Wednesday, April 22, 2015

Was Town

(Preparing for her baby cousin's baptism)

Last day in the city. Then to another city, and then a town, what was to be "Our Town":

I want you to try and remember what it was like to have been very young. And particularly the days when you were first in love; when you were like a person sleepwalking, and you didn't quite see the street you were in, and didn't quite hear everything that was said to you.
You're just a little bit crazy. Will you remember that, please?

I remember that, perhaps most of all.

I also remember feeling silly the first time I referred to San Francisco as "the city." It's not. It is something, and I like it for being that, but it's not The City.

The quotation above is from Thornton Wilder, Our Town. If you have never read it then don't blame Common Core Standards.
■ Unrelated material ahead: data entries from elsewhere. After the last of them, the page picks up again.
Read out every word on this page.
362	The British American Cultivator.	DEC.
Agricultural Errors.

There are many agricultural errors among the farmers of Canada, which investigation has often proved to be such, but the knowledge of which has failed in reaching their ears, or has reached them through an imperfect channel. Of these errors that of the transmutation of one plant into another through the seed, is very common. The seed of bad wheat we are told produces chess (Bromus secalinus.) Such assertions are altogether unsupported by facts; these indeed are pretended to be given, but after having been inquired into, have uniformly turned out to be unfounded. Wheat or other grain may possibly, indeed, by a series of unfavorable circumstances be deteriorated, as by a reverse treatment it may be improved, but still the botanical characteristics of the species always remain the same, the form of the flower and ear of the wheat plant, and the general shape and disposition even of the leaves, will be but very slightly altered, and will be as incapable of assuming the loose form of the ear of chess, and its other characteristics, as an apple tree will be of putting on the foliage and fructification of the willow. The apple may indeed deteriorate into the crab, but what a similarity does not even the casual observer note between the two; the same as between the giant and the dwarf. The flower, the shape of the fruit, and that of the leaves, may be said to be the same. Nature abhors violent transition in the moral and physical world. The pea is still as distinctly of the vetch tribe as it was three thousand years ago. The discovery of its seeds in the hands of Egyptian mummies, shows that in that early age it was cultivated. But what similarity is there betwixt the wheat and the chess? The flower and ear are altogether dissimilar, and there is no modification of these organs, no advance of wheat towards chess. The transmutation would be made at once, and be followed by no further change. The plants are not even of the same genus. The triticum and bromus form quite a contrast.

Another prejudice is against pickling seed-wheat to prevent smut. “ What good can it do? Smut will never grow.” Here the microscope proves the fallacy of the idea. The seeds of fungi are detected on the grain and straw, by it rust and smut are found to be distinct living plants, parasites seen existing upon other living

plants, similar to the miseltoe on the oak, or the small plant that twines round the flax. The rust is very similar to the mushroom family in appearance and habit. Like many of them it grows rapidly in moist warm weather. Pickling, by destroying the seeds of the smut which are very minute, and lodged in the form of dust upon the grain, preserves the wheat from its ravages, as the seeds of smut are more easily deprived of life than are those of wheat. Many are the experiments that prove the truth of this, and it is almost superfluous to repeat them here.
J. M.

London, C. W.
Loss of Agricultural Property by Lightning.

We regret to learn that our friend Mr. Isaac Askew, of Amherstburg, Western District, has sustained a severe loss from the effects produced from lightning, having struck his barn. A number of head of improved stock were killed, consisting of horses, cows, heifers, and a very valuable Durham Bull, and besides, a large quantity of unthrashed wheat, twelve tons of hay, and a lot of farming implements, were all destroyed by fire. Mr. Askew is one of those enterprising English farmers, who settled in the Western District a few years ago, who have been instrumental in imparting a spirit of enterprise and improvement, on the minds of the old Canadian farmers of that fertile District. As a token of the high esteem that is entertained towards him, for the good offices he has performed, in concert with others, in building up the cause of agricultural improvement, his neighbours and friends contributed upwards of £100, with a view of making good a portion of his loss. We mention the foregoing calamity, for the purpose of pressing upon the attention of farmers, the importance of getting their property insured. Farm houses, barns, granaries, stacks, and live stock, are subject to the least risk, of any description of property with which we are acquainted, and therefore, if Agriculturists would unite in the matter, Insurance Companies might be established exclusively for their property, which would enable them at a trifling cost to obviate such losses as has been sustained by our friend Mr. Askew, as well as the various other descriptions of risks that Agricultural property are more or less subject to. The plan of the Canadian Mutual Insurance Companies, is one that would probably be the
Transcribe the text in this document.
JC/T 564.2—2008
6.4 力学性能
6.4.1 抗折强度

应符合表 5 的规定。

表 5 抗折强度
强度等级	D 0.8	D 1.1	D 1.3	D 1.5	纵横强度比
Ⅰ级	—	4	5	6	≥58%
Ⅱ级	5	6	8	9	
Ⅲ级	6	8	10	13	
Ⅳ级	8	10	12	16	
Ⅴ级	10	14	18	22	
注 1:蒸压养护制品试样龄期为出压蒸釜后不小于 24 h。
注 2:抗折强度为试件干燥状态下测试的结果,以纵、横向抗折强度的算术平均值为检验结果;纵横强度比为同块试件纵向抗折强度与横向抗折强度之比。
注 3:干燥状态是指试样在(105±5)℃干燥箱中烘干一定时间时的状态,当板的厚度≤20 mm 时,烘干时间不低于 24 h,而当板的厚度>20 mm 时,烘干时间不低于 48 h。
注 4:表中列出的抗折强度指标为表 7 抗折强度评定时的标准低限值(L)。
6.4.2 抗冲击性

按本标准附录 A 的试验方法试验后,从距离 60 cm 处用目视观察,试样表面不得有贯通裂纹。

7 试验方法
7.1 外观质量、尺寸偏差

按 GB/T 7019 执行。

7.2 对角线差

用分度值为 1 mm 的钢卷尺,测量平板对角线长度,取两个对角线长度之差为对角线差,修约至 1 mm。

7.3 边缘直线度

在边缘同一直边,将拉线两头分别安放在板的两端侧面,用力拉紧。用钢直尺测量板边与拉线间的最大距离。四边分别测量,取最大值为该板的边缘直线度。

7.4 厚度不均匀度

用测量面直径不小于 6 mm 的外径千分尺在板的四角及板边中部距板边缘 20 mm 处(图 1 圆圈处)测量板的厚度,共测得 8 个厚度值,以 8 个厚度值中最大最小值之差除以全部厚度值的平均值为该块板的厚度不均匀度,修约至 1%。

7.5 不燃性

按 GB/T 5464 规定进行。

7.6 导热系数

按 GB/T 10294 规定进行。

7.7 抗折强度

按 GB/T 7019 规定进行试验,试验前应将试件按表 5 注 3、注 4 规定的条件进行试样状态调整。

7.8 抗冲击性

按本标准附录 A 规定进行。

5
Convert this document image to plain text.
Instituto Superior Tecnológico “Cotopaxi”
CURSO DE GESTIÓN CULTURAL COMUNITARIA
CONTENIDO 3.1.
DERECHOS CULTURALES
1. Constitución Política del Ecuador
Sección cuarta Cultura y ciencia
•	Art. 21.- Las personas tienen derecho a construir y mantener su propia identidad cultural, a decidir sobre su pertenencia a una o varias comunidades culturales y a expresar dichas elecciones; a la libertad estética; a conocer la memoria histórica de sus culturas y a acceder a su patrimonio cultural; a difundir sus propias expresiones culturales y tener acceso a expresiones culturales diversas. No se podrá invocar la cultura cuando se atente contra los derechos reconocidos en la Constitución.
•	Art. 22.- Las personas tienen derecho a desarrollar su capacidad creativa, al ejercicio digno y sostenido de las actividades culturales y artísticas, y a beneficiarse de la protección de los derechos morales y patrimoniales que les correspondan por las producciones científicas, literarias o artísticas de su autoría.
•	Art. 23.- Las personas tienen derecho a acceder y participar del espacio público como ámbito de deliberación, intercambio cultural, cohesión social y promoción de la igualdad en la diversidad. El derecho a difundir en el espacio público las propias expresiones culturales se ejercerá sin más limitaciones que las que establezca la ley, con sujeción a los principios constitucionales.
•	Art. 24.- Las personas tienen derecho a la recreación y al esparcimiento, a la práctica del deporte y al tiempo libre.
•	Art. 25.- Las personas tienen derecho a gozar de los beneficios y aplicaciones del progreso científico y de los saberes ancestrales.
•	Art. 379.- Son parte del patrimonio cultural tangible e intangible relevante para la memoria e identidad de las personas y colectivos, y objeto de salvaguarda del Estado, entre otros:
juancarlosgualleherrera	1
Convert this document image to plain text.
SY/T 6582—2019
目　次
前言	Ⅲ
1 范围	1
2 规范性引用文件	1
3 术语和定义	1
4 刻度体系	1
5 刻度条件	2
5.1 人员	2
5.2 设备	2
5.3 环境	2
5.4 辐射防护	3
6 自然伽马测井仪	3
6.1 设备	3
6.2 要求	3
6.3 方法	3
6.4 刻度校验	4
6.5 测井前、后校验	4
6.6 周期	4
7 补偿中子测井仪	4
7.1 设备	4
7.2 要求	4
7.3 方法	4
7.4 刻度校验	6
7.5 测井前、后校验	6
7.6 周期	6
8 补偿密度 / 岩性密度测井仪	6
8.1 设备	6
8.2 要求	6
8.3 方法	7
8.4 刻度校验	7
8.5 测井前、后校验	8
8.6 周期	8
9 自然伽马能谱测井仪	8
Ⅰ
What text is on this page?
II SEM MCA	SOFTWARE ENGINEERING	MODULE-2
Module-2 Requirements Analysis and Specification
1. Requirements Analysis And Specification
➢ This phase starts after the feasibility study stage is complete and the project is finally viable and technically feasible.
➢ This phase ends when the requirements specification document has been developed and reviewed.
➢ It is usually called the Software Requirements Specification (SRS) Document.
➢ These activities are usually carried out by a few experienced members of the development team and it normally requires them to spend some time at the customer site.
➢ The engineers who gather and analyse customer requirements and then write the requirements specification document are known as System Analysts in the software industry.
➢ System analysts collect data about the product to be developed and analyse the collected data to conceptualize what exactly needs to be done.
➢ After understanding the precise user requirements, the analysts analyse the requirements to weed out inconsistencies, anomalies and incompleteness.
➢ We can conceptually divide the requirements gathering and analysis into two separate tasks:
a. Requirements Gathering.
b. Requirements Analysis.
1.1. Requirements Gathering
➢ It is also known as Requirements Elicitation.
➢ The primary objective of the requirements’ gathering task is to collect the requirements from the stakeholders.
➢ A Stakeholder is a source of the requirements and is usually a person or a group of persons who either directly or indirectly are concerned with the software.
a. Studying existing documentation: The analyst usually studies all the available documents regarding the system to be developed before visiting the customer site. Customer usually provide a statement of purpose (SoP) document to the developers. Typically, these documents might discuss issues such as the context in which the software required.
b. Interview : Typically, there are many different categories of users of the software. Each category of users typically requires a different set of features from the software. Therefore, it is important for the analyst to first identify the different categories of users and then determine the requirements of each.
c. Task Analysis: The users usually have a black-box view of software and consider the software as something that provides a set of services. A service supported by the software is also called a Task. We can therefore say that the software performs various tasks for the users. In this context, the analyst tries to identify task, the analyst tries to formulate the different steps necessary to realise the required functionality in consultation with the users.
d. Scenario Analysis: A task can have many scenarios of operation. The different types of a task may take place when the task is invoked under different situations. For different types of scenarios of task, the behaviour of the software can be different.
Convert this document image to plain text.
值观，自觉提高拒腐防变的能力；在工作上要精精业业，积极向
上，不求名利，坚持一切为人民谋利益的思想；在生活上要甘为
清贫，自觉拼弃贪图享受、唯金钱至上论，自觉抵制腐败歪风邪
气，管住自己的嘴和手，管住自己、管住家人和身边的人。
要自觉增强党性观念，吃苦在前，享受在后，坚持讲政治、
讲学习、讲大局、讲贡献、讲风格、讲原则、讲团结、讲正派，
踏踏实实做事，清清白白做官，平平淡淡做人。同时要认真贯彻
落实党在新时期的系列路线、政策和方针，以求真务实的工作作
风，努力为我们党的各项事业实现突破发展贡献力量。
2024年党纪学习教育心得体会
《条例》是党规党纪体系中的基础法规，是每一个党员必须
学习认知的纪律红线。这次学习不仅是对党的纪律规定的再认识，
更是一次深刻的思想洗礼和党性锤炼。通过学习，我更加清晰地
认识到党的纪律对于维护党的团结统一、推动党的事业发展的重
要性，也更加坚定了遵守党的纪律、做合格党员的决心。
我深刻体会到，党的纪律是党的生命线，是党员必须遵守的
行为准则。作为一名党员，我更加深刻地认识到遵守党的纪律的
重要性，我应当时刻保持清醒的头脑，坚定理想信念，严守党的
This time next year I hope to bring Rhys with me. There's a good chance that he won't remember any of it as he grows up, but few of my friends here have ever been able to get to know him at all. It doesn't seem right. I know most all of their kids.

There is one child here, India, who was a little bit too young for me to connect with the last time that I was here, but this time she and I became good friends. She spent much time showing me the proper way to brush her pet stuffed dog, Pugsley, and then the other one, Spot. I read to her and her brother a bedtime story and they both went right to sleep, a feat that was marveled at by all witnesses. Such is the certainty of my parental prowess.

India is only a few months older than my son, so perhaps they will have a chance to become friends this time next year. I hope so. Watching kids play together creates within the viewer something like youth. There is a sparkle of life contained therein that is magnified even further by participation. Play is hopeful by nature, a commodity increased through regular practice.

At previous points in my life I might have thought that only an idiot could derive pleasure from such things, but I was wrong. Kids are more than just fun, significant lessons can be learned by interacting with them. Most of them know how to live life better than I do, and a few of them even seem better at making decisions. The seven year old boy, Luca, beat me at checkers last night. It is refreshing to interact with a nearly unfiltered mind. It's almost like a drug, if a drug could be so innocent.

Some will not like me saying that, I know. Though the reason I started doing drugs was to gain different experience, to see the world from a different perspective, to feel differently. It was all quite innocent. I think of those days fondly and often.

Sometimes it's important for me to remember that, like the quote above concerning the dizzying illusory spell of first love, the disorienting young stirrings of what might one day become your absolute undoing.